BioInstruct: Instruction Tuning of Large Language Models for Biomedical Natural Language Processing
- URL: http://arxiv.org/abs/2310.19975v3
- Date: Thu, 6 Jun 2024 21:16:12 GMT
- Title: BioInstruct: Instruction Tuning of Large Language Models for Biomedical Natural Language Processing
- Authors: Hieu Tran, Zhichao Yang, Zonghai Yao, Hong Yu,
- Abstract summary: We created the BioInstruct, comprising 25,005 instructions to instruction-tune large language models (LLMs)
The instructions were created by prompting the GPT-4 language model with three-seed samples randomly drawn from an 80 human curated instructions.
We evaluated these instruction-tuned LLMs on several BioNLP tasks, which can be grouped into three major categories: question answering(QA), information extraction(IE), and text generation(GEN)

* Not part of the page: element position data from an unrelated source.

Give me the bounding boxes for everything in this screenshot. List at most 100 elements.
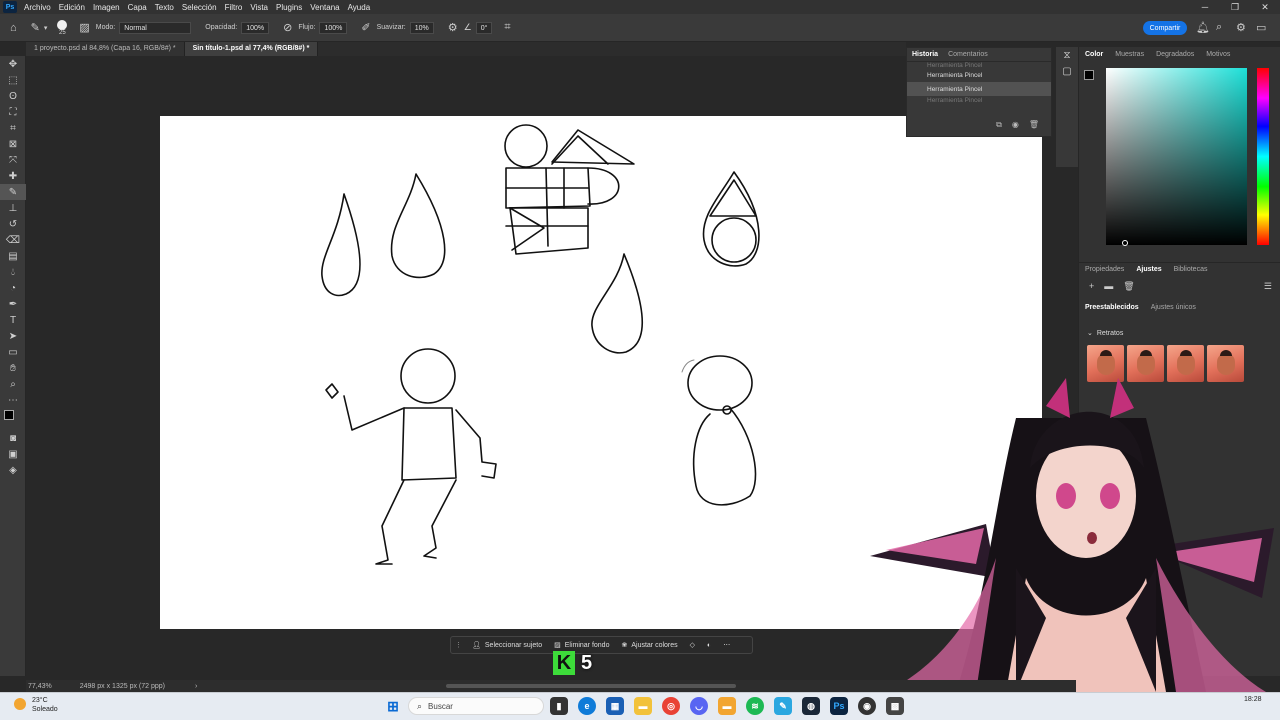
- drag-handle-icon[interactable]: ⋮: [451, 641, 466, 649]
- dodge-tool-icon[interactable]: ◔: [0, 280, 26, 296]
- close-icon[interactable]: ✕: [1250, 0, 1280, 14]
- steam-icon[interactable]: ◍: [802, 697, 820, 715]
- menu-imagen[interactable]: Imagen: [89, 3, 124, 12]
- bell-icon[interactable]: 🔔︎: [1196, 21, 1210, 34]
- brush-tool-icon[interactable]: ✎: [31, 21, 40, 34]
- mode-select[interactable]: Normal: [119, 21, 192, 34]
- menu-edicion[interactable]: Edición: [55, 3, 89, 12]
- screen-mode-icon[interactable]: ▣: [0, 446, 26, 462]
- foreground-color-swatch[interactable]: [4, 410, 14, 420]
- eyedropper-tool-icon[interactable]: ⤧: [0, 152, 26, 168]
- tab-degradados[interactable]: Degradados: [1150, 51, 1200, 58]
- search-icon[interactable]: ⌕: [1216, 21, 1222, 34]
- pen-app-icon[interactable]: ✎: [774, 697, 792, 715]
- workspace-icon[interactable]: ▭: [1256, 21, 1266, 34]
- menu-ayuda[interactable]: Ayuda: [344, 3, 375, 12]
- lasso-tool-icon[interactable]: ʘ: [0, 88, 26, 104]
- remove-tool-icon[interactable]: ◈: [0, 462, 26, 478]
- edge-icon[interactable]: e: [578, 697, 596, 715]
- tab-ajustes-unicos[interactable]: Ajustes únicos: [1145, 304, 1202, 311]
- trash-icon[interactable]: 🗑︎: [1029, 120, 1039, 130]
- tab-comentarios[interactable]: Comentarios: [943, 51, 993, 58]
- crop-tool-icon[interactable]: ⌗: [0, 120, 26, 136]
- object-select-tool-icon[interactable]: ⛶: [0, 104, 26, 120]
- tab-muestras[interactable]: Muestras: [1109, 51, 1150, 58]
- chrome-icon[interactable]: ◎: [662, 697, 680, 715]
- opacity-input[interactable]: 100%: [241, 21, 270, 34]
- add-icon[interactable]: +: [1089, 281, 1094, 292]
- menu-seleccion[interactable]: Selección: [178, 3, 221, 12]
- trash-icon[interactable]: 🗑︎: [1123, 281, 1134, 292]
- menu-capa[interactable]: Capa: [124, 3, 151, 12]
- menu-ventana[interactable]: Ventana: [306, 3, 343, 12]
- tab-motivos[interactable]: Motivos: [1200, 51, 1236, 58]
- move-tool-icon[interactable]: ✥: [0, 56, 26, 72]
- history-brush-icon[interactable]: ↺: [0, 216, 26, 232]
- menu-filtro[interactable]: Filtro: [221, 3, 247, 12]
- tab-sin-titulo[interactable]: Sin título-1.psd al 77,4% (RGB/8#) *: [184, 42, 319, 56]
- photoshop-taskbar-icon[interactable]: Ps: [830, 697, 848, 715]
- preset-thumbnail[interactable]: [1087, 345, 1124, 382]
- gear-icon[interactable]: ⚙: [448, 21, 458, 34]
- tab-color[interactable]: Color: [1079, 51, 1109, 58]
- pen-tool-icon[interactable]: ✒: [0, 296, 26, 312]
- new-document-from-state-icon[interactable]: ⧉: [996, 120, 1002, 130]
- maximize-icon[interactable]: ❐: [1220, 0, 1250, 14]
- app-icon[interactable]: ▩: [886, 697, 904, 715]
- tab-ajustes[interactable]: Ajustes: [1130, 266, 1167, 273]
- horizontal-scrollbar[interactable]: [446, 684, 736, 688]
- stamp-tool-icon[interactable]: ⊥: [0, 200, 26, 216]
- taskbar-clock[interactable]: 18:28: [1244, 696, 1262, 703]
- share-button[interactable]: Compartir: [1143, 21, 1187, 35]
- menu-texto[interactable]: Texto: [151, 3, 178, 12]
- windows-start-icon[interactable]: ⊞: [384, 697, 402, 715]
- section-retratos[interactable]: ⌄ Retratos: [1087, 329, 1123, 338]
- brush-tool-icon[interactable]: ✎: [0, 184, 26, 200]
- more-tools-icon[interactable]: ⋯: [0, 392, 26, 408]
- tab-historia[interactable]: Historia: [907, 51, 943, 58]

- Score: 10.698756010878688
- License: http://arxiv.org/licenses/nonexclusive-distrib/1.0/
- Abstract: To enhance the performance of large language models (LLMs) in biomedical natural language processing (BioNLP) by introducing a domain-specific instruction dataset and examining its impact when combined with multi-task learning principles. We created the BioInstruct, comprising 25,005 instructions to instruction-tune LLMs(LLaMA 1 & 2, 7B & 13B version). The instructions were created by prompting the GPT-4 language model with three-seed samples randomly drawn from an 80 human curated instructions. We employed Low-Rank Adaptation(LoRA) for parameter-efficient fine-tuning. We then evaluated these instruction-tuned LLMs on several BioNLP tasks, which can be grouped into three major categories: question answering(QA), information extraction(IE), and text generation(GEN). We also examined whether categories(e.g., QA, IE, and generation) of instructions impact model performance. Comparing with LLMs without instruction-tuned, our instruction-tuned LLMs demonstrated marked performance gains: 17.3% in QA, 5.7% in IE, and 96% in Generation tasks. Our 7B-parameter instruction-tuned LLaMA 1 model was competitive or even surpassed other LLMs in the biomedical domain that were also fine-tuned from LLaMA 1 with vast domain-specific data or a variety of tasks. Our results also show that the performance gain is significantly higher when instruction fine-tuning is conducted with closely related tasks. Our findings align with the observations of multi-task learning, suggesting the synergies between two tasks. The BioInstruct dataset serves as a valuable resource and instruction tuned LLMs lead to the best performing BioNLP applications.